|
13.11.2003 Prof. Dr. İbrahim Ortaş - netyorum.com / Sayı: 148
TÜBİTAK GİBİ BİLİM KURULUŞLARI ÖZERK KALMALI
"Ben, manevi miras olarak hiçbir ayet, hiçbir dogma, hiçbir donmuş ve
kalıplanmış kural bırakmıyorum. Benim manevi mirasım bilim ve akıldır. Benim,
Türk milleti için yapmak istediklerim ve başarmaya çalıştıklarım ortadadır.
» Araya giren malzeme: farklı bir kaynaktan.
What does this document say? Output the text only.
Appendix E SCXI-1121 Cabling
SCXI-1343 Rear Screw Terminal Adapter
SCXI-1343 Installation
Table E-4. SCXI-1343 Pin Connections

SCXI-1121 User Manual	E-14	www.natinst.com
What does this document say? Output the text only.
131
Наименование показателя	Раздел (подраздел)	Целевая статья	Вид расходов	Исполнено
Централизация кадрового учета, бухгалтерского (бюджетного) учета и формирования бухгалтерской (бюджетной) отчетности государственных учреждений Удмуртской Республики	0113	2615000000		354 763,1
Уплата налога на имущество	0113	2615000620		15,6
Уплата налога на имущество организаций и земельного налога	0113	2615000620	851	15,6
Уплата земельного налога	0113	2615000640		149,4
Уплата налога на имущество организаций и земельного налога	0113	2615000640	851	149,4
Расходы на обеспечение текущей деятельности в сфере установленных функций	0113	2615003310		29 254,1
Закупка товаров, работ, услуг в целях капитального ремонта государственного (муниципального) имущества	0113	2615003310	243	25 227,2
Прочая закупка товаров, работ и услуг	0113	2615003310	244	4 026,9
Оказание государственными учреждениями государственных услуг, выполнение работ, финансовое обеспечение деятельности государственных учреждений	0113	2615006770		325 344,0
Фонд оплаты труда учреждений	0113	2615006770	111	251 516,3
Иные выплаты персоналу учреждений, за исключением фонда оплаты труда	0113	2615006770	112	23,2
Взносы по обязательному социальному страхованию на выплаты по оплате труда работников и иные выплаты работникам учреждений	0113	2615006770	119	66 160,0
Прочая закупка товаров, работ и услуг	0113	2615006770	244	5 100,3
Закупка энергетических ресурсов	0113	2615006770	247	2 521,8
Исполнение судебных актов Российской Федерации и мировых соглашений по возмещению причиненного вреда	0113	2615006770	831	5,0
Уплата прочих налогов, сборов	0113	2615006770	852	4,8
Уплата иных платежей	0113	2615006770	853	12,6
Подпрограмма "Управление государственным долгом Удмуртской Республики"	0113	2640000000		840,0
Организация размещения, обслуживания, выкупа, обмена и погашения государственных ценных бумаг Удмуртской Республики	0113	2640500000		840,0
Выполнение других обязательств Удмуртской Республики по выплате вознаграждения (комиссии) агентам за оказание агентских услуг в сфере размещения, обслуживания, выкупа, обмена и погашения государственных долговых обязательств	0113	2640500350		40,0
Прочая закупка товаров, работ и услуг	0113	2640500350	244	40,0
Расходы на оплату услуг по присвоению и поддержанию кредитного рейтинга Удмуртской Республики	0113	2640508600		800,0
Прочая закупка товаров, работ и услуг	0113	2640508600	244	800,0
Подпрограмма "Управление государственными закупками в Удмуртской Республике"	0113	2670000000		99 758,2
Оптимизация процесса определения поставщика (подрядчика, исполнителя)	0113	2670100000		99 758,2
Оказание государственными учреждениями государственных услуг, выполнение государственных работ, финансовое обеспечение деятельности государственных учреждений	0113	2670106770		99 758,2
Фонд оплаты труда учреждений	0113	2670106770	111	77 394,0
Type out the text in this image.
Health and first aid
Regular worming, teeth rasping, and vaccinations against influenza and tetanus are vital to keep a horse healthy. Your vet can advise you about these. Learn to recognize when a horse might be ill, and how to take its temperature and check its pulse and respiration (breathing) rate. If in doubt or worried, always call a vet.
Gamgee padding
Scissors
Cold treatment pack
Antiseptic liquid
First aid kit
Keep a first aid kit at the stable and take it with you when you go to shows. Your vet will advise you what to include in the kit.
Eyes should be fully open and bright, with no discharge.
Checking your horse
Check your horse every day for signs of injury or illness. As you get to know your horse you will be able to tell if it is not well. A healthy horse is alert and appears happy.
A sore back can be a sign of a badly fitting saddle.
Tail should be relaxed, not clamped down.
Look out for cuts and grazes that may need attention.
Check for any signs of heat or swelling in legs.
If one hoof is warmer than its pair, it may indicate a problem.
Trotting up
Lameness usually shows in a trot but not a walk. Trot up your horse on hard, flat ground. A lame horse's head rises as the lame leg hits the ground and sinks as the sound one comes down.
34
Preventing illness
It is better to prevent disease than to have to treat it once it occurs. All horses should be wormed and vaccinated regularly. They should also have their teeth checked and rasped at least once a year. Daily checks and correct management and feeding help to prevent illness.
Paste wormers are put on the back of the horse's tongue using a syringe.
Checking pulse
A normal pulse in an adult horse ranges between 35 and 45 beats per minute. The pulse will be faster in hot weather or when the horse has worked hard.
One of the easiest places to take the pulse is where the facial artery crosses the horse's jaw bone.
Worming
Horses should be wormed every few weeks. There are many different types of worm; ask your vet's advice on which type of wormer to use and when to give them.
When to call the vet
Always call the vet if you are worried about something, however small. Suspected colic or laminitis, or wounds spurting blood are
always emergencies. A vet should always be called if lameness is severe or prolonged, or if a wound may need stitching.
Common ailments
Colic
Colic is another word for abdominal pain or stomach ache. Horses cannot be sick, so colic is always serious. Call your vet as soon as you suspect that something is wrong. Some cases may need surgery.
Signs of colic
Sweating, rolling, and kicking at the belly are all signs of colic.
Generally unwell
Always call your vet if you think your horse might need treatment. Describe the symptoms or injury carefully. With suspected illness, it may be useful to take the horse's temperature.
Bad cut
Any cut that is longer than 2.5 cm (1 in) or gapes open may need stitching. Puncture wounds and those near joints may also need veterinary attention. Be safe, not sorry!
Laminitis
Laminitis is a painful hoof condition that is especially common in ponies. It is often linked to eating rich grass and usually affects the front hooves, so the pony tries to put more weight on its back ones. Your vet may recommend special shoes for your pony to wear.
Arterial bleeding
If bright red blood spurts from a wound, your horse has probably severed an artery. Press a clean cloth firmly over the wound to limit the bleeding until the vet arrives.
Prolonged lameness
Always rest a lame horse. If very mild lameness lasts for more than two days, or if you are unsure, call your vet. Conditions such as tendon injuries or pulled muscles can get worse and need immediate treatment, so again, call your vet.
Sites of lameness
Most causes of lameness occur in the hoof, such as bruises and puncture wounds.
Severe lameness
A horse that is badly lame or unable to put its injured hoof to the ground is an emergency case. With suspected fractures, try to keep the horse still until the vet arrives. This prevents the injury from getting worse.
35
Benden sonra beni benimsemek isteyenler, bu temel eksen üzerine akıl ve bilim
reberliğini kabul ederlerse manevi mirasçılarım olurlar". - Mustafa Kemal
Atatürk.
Son günlerde hükümet ile ülkemizin yüksek öğretim kurumları ve saygın bilim
kuruluşu olan TÜBİTAK arasında bilim kuruluşlarının yönetimi, kurumların başına
kimin nasıl getirileceği konusundaki tartışma kendi mecrasından çıkarak medyanın
elinde bir şekilde kavga alanına çekilmeye çalışılmaktadır. TÜBİTAK, toplumun
değişik kesimleri tarafından YÖK gibi olumsuz yönden eleştirilmediği için, bir
çok insan olayla doğrudan ilgilenmemektedir. Konunun doğrudan meclise sevk
edilmek yerine, ülkemizin bilgi çağını yakalaması için bilim ve teknoloji
alanında ne tür yenilikler düşünüldüğü ve buna bağlı olarak kurumda yapılması
gereken reformlara bağlı olarak yöneticilerinin değişmesi dahi bilim
çevrelerinin tartışmasına açılasaydı daha şık ve anlaşılır olurdu. Ancak
hükümet kendi öngördüğü bilim politikası doğrultusunda kurumun kaliteli insan
profilini artırıcı hiçbir öneri getirmeden, konuya ilişkin ilgili tarafların
görüş ve önerilerini almadan, tek taraflı olarak, TÜBİTAK başkanının ve Bilim
Kurulu üyelerini bir defaya mahsus olmak üzere Başbakanın teklifi ile
Cumhurbaşkanı tarafından atanması teklifini TBMM’ne göndermiş bulunmaktadır.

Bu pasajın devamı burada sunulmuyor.